Inspired innovation
This week I participated in a great workshop facilitated and prepared by my colleagues Anneke Stolk and Menno van Rijn. the subject of the workshop was systemic retrofit of existing buildings with the aim of making them more energy efficient. The subject at hand is of huge technological and economical interest, if you consider that Europe spends over 300 billion euros on oil per year. Shaving off 50% of our building's energy consumption would save us over 25% of these oil bills, a staggering 75 billion euros a year. Of course the problem is that we have many buildings in Europe and the investment required to reach a 50% energy consumption cut is so high that it would take over 40 years to recover it based on energy bill savings alone. The good news is though that the real estate market is beginning to acknowledge that buidling value will increasingly be influenced by the energy efficiency of that building. This means that an energy retrofit pays off not just in lower energy bills, but also in higher building value. Of course, monetizing that value only occurs really when you sell the building, but here smart financial models (specific energy efficiency mortgages for example) can work, just like the Green Deal in the UK is supposed to mobilize the marketplace.
In our workshop, the brightest and most innovative minds on this particular subject exchanged insights and built on each other's ideas. We looked at how to integrate the plethora of partial solutions into complete retrofit packages. We also looked at how the retrofit process can be streamlined and packaged. We looked at business models and organizational models of those businesses, and plenty of interesting ideas emerged which will be subject of further elaboration in a subsequent workshop to be held in September 2011.

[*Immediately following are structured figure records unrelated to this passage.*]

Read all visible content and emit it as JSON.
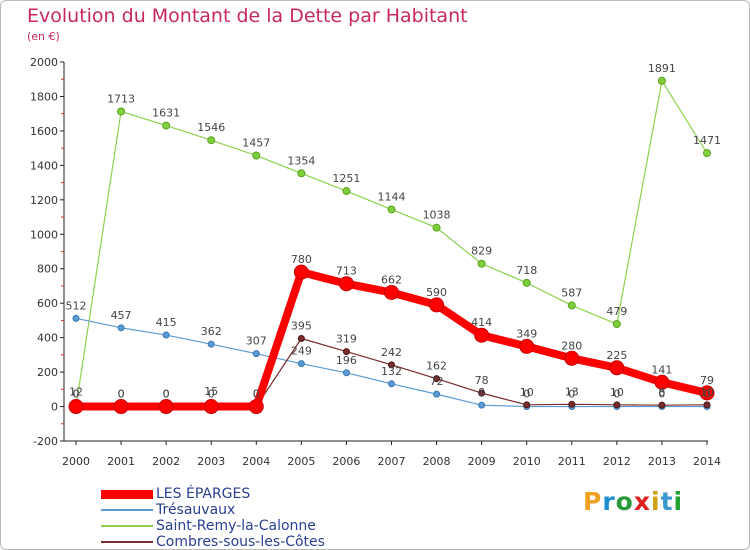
{
  "title": "Evolution du Montant de la Dette par Habitant",
  "unit_label": "(en €)",
  "logo": {
    "text": "Proxiti",
    "letter_colors": [
      "#f0a020",
      "#1e90d0",
      "#2a9a3a",
      "#e02020",
      "#d0a010",
      "#3a9ad0",
      "#20a030"
    ]
  },
  "chart_data": {
    "type": "line",
    "title": "Evolution du Montant de la Dette par Habitant",
    "ylabel": "(en €)",
    "xlabel": "",
    "x": [
      "2000",
      "2001",
      "2002",
      "2003",
      "2004",
      "2005",
      "2006",
      "2007",
      "2008",
      "2009",
      "2010",
      "2011",
      "2012",
      "2013",
      "2014"
    ],
    "ylim": [
      -200,
      2000
    ],
    "yticks": [
      "-200",
      "0",
      "200",
      "400",
      "600",
      "800",
      "1000",
      "1200",
      "1400",
      "1600",
      "1800",
      "2000"
    ],
    "grid": false,
    "legend_position": "bottom-left",
    "series": [
      {
        "name": "LES ÉPARGES",
        "color": "#ff0000",
        "values": [
          0,
          0,
          0,
          0,
          0,
          780,
          713,
          662,
          590,
          414,
          349,
          280,
          225,
          141,
          79
        ],
        "labels": [
          "0",
          "0",
          "0",
          "0",
          "0",
          "780",
          "713",
          "662",
          "590",
          "414",
          "349",
          "280",
          "225",
          "141",
          "79"
        ]
      },
      {
        "name": "Trésauvaux",
        "color": "#5b9bd5",
        "values": [
          512,
          457,
          415,
          362,
          307,
          249,
          196,
          132,
          72,
          8,
          0,
          0,
          0,
          0,
          0
        ],
        "labels": [
          "512",
          "457",
          "415",
          "362",
          "307",
          "249",
          "196",
          "132",
          "72",
          "8",
          "0",
          "0",
          "0",
          "0",
          "0"
        ]
      },
      {
        "name": "Saint-Remy-la-Calonne",
        "color": "#8fd14f",
        "values": [
          0,
          1713,
          1631,
          1546,
          1457,
          1354,
          1251,
          1144,
          1038,
          829,
          718,
          587,
          479,
          1891,
          1471
        ],
        "labels": [
          "0",
          "1713",
          "1631",
          "1546",
          "1457",
          "1354",
          "1251",
          "1144",
          "1038",
          "829",
          "718",
          "587",
          "479",
          "1891",
          "1471"
        ]
      },
      {
        "name": "Combres-sous-les-Côtes",
        "color": "#7a2b2b",
        "values": [
          12,
          0,
          0,
          15,
          0,
          395,
          319,
          242,
          162,
          78,
          10,
          13,
          10,
          8,
          10
        ],
        "labels": [
          "12",
          "0",
          "0",
          "15",
          "0",
          "395",
          "319",
          "242",
          "162",
          "78",
          "10",
          "13",
          "10",
          "8",
          "10"
        ]
      }
    ]
  }
}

I expect that the technologies applied today still have at least 50% of cost shaving potential in them when integrated into packaged solutions; I suspect that the processes applied today have at least 100% cost reduction potential in them. Combining these two factors we should be able to reduce the cost of energy efficiency retrofitting by more than half, without reducing the cost of the components themselves. If such components would be produced in mass volumes, further cost reduction would come within reach. Considering the importance of cost reduction, it is perhaps surprising that many innovation and R&D funding programs focus so much on financing the newest, most innovative ideas rather than directing their budgets towards R&D and innovation principally aimed at reducing cost. Perhaps, policy makers around the world should shift some of their public funding millions to those projects that simply promise to do the same thing existing solutions can do, but at a substantially lower cost?